Data science
Master Analyse et politique économiqueParcours Statistique et économétrie
Description
1) The Data science part is structured in four macro blocks:
1. The art of learning from data. What is learning; supervised learning and function approximation; bias-variance trade-off; model accuracy, assessment and selection; cross validation.
2. Regression methods and regularization. Least squares revisited; model selection and regularization; subset selection methods; shrinkage methods (ridge, LASSO, LARS, elastic nets); dimension reduction methods (PCA, PLS).
3. Classification. Linear regression on indicator matrices; logistic regression; linear and quadratic discriminant analysis (LDA and QDA); hyperplane separation theorems; optimal separating hyperplane; “kernel trick”; Support Vector Machines (SVM).
4. Tree-based methods. Stratified feature space; tree-building process; recursive binary splitting and pruning.
2) The Deep Learning part is structured in four macro blocks:
1. Machine learning paradigm; overfitting and underfitting; bias and variance; gradient-based learning; motivations for deep models; historical trends in artificial neural networks research.

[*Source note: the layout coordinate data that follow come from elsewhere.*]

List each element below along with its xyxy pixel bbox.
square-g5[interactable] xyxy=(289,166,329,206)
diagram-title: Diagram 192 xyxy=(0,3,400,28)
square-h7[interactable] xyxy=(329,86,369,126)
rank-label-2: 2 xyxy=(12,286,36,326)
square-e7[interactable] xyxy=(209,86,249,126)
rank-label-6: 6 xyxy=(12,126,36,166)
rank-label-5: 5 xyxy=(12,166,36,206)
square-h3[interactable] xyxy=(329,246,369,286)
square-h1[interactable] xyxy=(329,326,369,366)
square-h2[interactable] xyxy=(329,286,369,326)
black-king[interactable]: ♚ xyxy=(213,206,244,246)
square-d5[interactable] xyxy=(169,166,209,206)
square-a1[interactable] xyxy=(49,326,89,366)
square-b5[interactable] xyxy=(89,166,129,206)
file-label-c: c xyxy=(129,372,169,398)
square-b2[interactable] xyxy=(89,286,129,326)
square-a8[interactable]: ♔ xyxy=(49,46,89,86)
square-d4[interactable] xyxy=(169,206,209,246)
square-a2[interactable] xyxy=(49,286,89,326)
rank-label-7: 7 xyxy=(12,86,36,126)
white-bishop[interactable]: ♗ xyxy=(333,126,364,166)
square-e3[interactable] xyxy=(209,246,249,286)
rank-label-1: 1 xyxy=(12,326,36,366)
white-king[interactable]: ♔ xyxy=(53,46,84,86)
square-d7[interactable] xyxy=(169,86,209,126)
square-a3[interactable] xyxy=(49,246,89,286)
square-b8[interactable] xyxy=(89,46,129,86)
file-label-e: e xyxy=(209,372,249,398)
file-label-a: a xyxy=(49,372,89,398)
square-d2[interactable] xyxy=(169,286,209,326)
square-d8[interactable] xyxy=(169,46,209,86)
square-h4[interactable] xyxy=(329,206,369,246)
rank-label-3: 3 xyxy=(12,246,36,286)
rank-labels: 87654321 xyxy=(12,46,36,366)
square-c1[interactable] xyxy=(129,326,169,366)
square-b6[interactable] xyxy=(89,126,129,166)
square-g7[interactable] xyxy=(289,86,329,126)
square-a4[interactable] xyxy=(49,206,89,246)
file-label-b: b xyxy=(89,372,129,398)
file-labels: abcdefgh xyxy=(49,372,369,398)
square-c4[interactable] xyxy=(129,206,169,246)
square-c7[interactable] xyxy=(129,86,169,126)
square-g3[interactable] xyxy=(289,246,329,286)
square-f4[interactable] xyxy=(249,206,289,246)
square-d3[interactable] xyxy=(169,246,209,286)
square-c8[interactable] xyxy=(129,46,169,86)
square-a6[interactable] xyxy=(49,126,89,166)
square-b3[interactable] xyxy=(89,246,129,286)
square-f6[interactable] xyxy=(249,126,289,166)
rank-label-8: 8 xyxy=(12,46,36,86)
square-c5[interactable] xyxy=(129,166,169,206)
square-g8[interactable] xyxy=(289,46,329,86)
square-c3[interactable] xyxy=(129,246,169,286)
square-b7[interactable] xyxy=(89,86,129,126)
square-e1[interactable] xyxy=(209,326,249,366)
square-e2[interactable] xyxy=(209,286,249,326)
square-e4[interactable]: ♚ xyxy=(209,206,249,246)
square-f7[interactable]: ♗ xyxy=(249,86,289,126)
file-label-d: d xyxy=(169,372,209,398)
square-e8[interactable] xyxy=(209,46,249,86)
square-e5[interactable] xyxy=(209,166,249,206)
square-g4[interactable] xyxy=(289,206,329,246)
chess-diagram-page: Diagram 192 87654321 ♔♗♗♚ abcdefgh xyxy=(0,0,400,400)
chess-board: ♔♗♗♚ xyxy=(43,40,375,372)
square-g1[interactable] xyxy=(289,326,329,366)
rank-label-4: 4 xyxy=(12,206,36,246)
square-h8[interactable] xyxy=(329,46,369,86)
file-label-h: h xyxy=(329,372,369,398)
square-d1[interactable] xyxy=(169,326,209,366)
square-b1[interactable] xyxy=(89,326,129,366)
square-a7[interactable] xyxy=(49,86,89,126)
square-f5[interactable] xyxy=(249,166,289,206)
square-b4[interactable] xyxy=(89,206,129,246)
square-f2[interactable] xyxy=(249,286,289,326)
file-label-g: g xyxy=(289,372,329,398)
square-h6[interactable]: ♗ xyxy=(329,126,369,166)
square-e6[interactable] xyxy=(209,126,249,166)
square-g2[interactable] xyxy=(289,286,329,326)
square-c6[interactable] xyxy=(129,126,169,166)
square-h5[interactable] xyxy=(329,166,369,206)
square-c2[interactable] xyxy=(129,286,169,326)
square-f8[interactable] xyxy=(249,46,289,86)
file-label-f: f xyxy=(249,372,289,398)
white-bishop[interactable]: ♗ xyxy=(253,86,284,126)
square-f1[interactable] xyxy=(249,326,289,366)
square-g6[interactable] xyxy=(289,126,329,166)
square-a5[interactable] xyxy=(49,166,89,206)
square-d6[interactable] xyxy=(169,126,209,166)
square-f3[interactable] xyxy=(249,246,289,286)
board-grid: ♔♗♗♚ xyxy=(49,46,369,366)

2. Architecture design for deep feedforward neural networks; hidden layers, hidden and output units; universal approximation theorem; computational graphs language; back-propagation algorithm
3. Surrogate loss functions; batch/minibatch deterministic and stochastic methods; main challenges in neural network optimization (ill-conditioning, local minima, flat regions, cliff, etc.); stochastic gradient descent; momentum; Nesterov momentum; parameters initialization strategies; algorithms with adaptive learning rates; supervised pre-training
4. Regularization strategies for deep models; parameter norm penalties; data augmentation and sparse representation; early stopping algorithm; Ensemble methods; dropout; adversarial training.
5. Introduction to convolutional neural networks (CNNs) and recurrent neural networks (RNNs)
Compétences visées
Upon completion of this course, students will have solid theoretical knowledge on the most effective (supervised) machine learning techniques, and gain practice implementing them.
- Select the appropriate method based on the scope and available data.
- Implement a range of regression and classification methods.
- Develop predicts tools for economics and business problems.
- Source, store and pre-process heterogeneous (large scale) data.
- Choose, design and train supervised machine learning techniques.
- Coding in R and Python.
- Speak in public to present an empirical project.
Modalités d'organisation et de suivi
- Supervised learning: Oral lectures (in English) [22h] and computer exercises with Python [8h]
- Deep learning: Oral lectures (in English) [14h] and computer exercises with Python [6h]
Disciplines
- Sciences économiques
Bibliographie
Part 1:
- Hastie T., R. Tibshirani, J. Friedman, 2009, The Elements of Statistical Learning: Data Mining, Inference, and Prediction, 2nd Ed., Springer.
- James G., D. Witten, T. Hastie, R. Tibshirani, 2013, An Introduction to Statistical Learning with Applications in R, Springer.
Part 2 :
- Goodfellow, I., Y. Bengio, & A. Courville, 2016, Deep learning. MIT press.
- Chollet, F., & J. J. Allaire, 2017, Deep Learning with R. Manning Publications.
Chollet, F., 2017, Deep Learning with Python. Manning Publications.